The biggest challenge is earning money regularly. Sometimes you think you’ve cracked the market, having to turn work down, and earning more than enough money to be comfortable, whilst other times you could be quietly panicking about the next bill due through your door.
Aside from the financial aspects, perhaps the biggest challenge is understanding exactly what the client wants or needs and then translating that onto paper. I try to be as flexible as possible, and I’m always happy to rewrite an article where it’s needed, but part of my job is understanding what a client wants and getting it right first time – if I’m rewriting articles every day, I’m effectively losing money.

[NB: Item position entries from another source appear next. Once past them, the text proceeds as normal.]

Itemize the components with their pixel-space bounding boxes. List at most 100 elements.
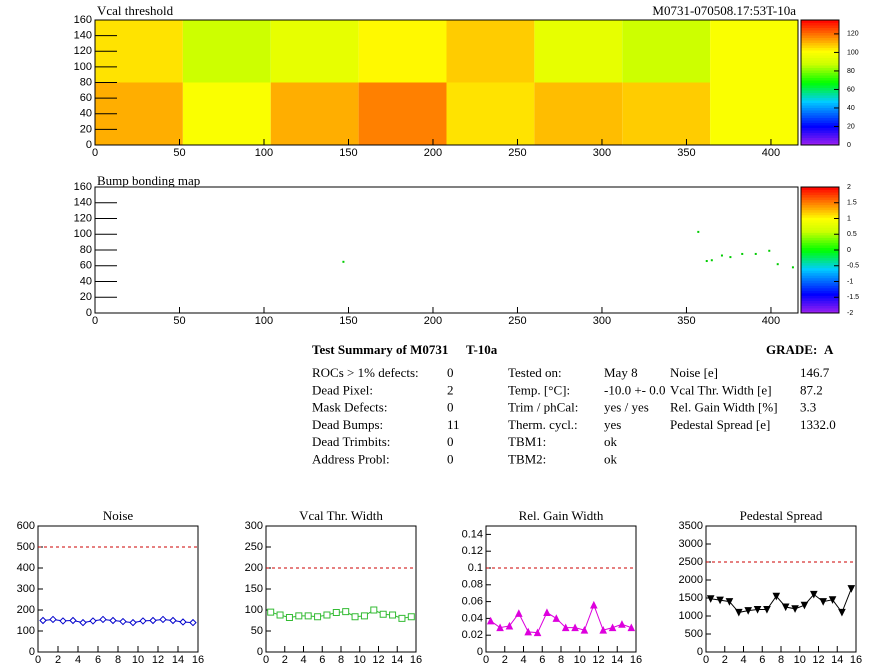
- colorbar-cell: [801, 250, 839, 254]
- heatmap-cell: [182, 82, 271, 145]
- y-tick-label: 160: [74, 181, 92, 193]
- y-tick-label: 200: [17, 604, 35, 616]
- marker: [370, 606, 378, 614]
- colorbar-cell: [801, 292, 839, 296]
- colorbar-cell: [801, 209, 839, 213]
- colorbar-cell: [801, 70, 839, 73]
- y-tick-label: 120: [74, 45, 92, 57]
- y-tick-label: 1000: [679, 610, 703, 622]
- marker: [543, 608, 551, 617]
- colorbar-cell: [801, 197, 839, 201]
- heatmap-cell: [270, 20, 359, 83]
- x-tick-label: 16: [192, 654, 204, 666]
- y-tick-label: 0: [86, 307, 92, 319]
- colorbar-cell: [801, 270, 839, 274]
- y-tick-label: 100: [245, 604, 263, 616]
- x-tick-label: 6: [759, 654, 765, 666]
- y-tick-label: 400: [17, 562, 35, 574]
- colorbar-cell: [801, 272, 839, 276]
- marker: [109, 616, 117, 625]
- y-tick-label: 250: [245, 541, 263, 553]
- summary-label: Address Probl:: [312, 451, 390, 466]
- z-tick-label: -0.5: [847, 263, 859, 270]
- colorbar-cell: [801, 214, 839, 218]
- marker: [828, 596, 837, 604]
- colorbar-cell: [801, 207, 839, 211]
- y-tick-label: 0.04: [462, 612, 483, 624]
- y-tick-label: 140: [74, 197, 92, 209]
- chart-title: Noise: [103, 508, 134, 523]
- x-tick-label: 6: [95, 654, 101, 666]
- summary-value: yes: [604, 417, 621, 432]
- summary-value: 11: [447, 417, 460, 432]
- y-tick-label: 0: [86, 139, 92, 151]
- z-tick-label: -1: [847, 278, 853, 285]
- x-tick-label: 350: [677, 147, 695, 159]
- summary-value: ok: [604, 434, 618, 449]
- summary-label: Trim / phCal:: [508, 400, 578, 415]
- y-tick-label: 50: [251, 625, 263, 637]
- y-tick-label: 1500: [679, 592, 703, 604]
- colorbar-cell: [801, 22, 839, 26]
- bump-point: [741, 252, 744, 255]
- plot-frame: [485, 525, 637, 653]
- marker: [351, 613, 359, 621]
- marker: [159, 615, 167, 624]
- marker: [139, 617, 147, 625]
- colorbar-cell: [801, 257, 839, 261]
- y-tick-label: 20: [80, 123, 92, 135]
- marker: [59, 617, 67, 625]
- colorbar-cell: [801, 217, 839, 221]
- x-tick-label: 4: [520, 654, 526, 666]
- x-tick-label: 100: [255, 147, 273, 159]
- summary-value: 0: [447, 434, 454, 449]
- marker: [407, 613, 415, 621]
- marker: [515, 609, 523, 617]
- summary-label: Noise [e]: [670, 365, 718, 380]
- x-tick-label: 10: [574, 654, 586, 666]
- marker: [763, 606, 771, 614]
- colorbar-cell: [801, 32, 839, 36]
- marker: [285, 614, 293, 622]
- marker: [819, 598, 827, 606]
- y-tick-label: 500: [17, 541, 35, 553]
- y-tick-label: 2000: [679, 574, 703, 586]
- bump-point: [729, 256, 732, 259]
- colorbar-cell: [801, 20, 839, 23]
- x-tick-label: 10: [794, 654, 806, 666]
- colorbar-cell: [801, 244, 839, 248]
- x-tick-label: 4: [75, 654, 81, 666]
- y-tick-label: 0.12: [462, 545, 483, 557]
- colorbar-cell: [801, 115, 839, 118]
- y-tick-label: 300: [17, 583, 35, 595]
- marker: [69, 616, 77, 625]
- marker: [179, 618, 187, 626]
- colorbar-cell: [801, 127, 839, 131]
- colorbar-cell: [801, 125, 839, 128]
- x-tick-label: 0: [263, 654, 269, 666]
- y-tick-label: 100: [17, 625, 35, 637]
- marker: [599, 626, 607, 634]
- colorbar-cell: [801, 105, 839, 108]
- grade: A: [824, 342, 834, 357]
- z-tick-label: 80: [847, 68, 855, 75]
- colorbar-cell: [801, 110, 839, 113]
- summary-value: May 8: [604, 365, 638, 380]
- colorbar-cell: [801, 267, 839, 271]
- y-tick-label: 0.1: [468, 562, 483, 574]
- summary-value: -10.0 +- 0.0: [604, 382, 666, 397]
- colorbar-cell: [801, 77, 839, 81]
- colorbar-cell: [801, 52, 839, 56]
- x-tick-label: 300: [593, 315, 611, 327]
- marker: [791, 605, 799, 613]
- summary-test: T-10a: [466, 342, 498, 357]
- y-tick-label: 300: [245, 520, 263, 532]
- x-tick-label: 200: [424, 147, 442, 159]
- heatmap-cell: [710, 82, 798, 145]
- x-tick-label: 400: [762, 315, 780, 327]
- colorbar-cell: [801, 40, 839, 43]
- marker: [379, 610, 387, 618]
- marker: [332, 609, 340, 617]
- x-tick-label: 350: [677, 315, 695, 327]
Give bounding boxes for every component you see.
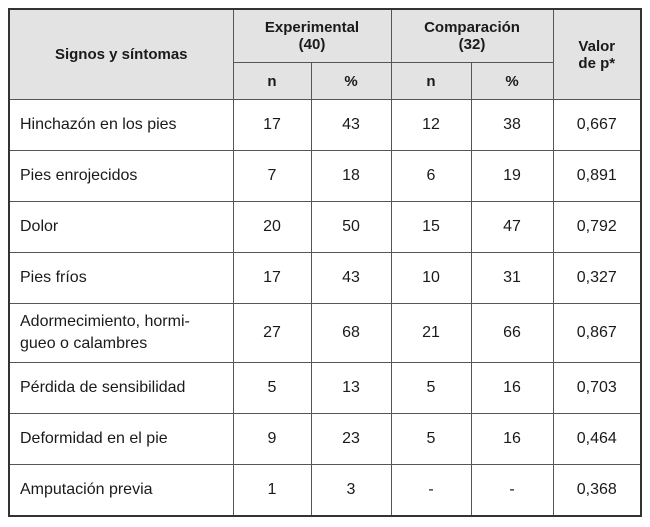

A good copywriter has the ability to understand the best way forward, know what the client wants and give them a gentle nudge in the right direction when needed.
Have you had any particularly memorable or interesting experiences in your line of work?
Last year, I wrote a small piece regarding my experiences of mental health struggles for the Heads Together campaign, run by the Royal Foundation. The idea behind it is to promote mental health wellbeing, get people talking and promoting the fact that talking about it is a good thing.
This led to being invited by the Royal Foundation to attend a ‘do’ in London right next to the London Eye (including a trip on the Eye). I was selected to meet Prince Harry and had quite a lengthy conversation with him about my experiences. I have to say, he was absolutely perfect, the most down-to-earth man you’ll ever meet and I came away from London with a proper mancrush!
What advice would you give yourself if you were launching your business today?
I’ve worked quite closely with a number of startups and have launched three different businesses myself, so I think I have an understanding of what I’m doing. However, hindsight is a wonderful thing, so there are plenty of changes that I’d make if I was able to turn the clock back, but all only small things, nothing significant (thankfully!).
How does the future look for writeything.com - any exciting news or things you are looking forward to?
After taking a couple of months off over summer, I’m now looking at knuckling down and getting right back into it. I’m dusting off the client list and just seeing what’s around – fortunately I’m looking for things that take my fancy rather than having to pick the next job that comes along.
I have a few events coming up where I’ll be talking about my experiences, I’m also working on a couple of different books which will hopefully be picked up, but they’re really only side projects – just something different for me to do.
Finally, you’ve been using Debitoor for a while now, how has it helped you as a freelance copywriter?
Debitoor has been great. It’s a low-cost solution and does exactly what I need it to. Throughout my professional life, I have seen a number of more expensive solutions for invoicing and, to be honest, I think Debitoor has the combination just right – functionality vs. pricing is the ideal combination for me, I recommend Debitoor to a number of clients looking for this type of invoicing software.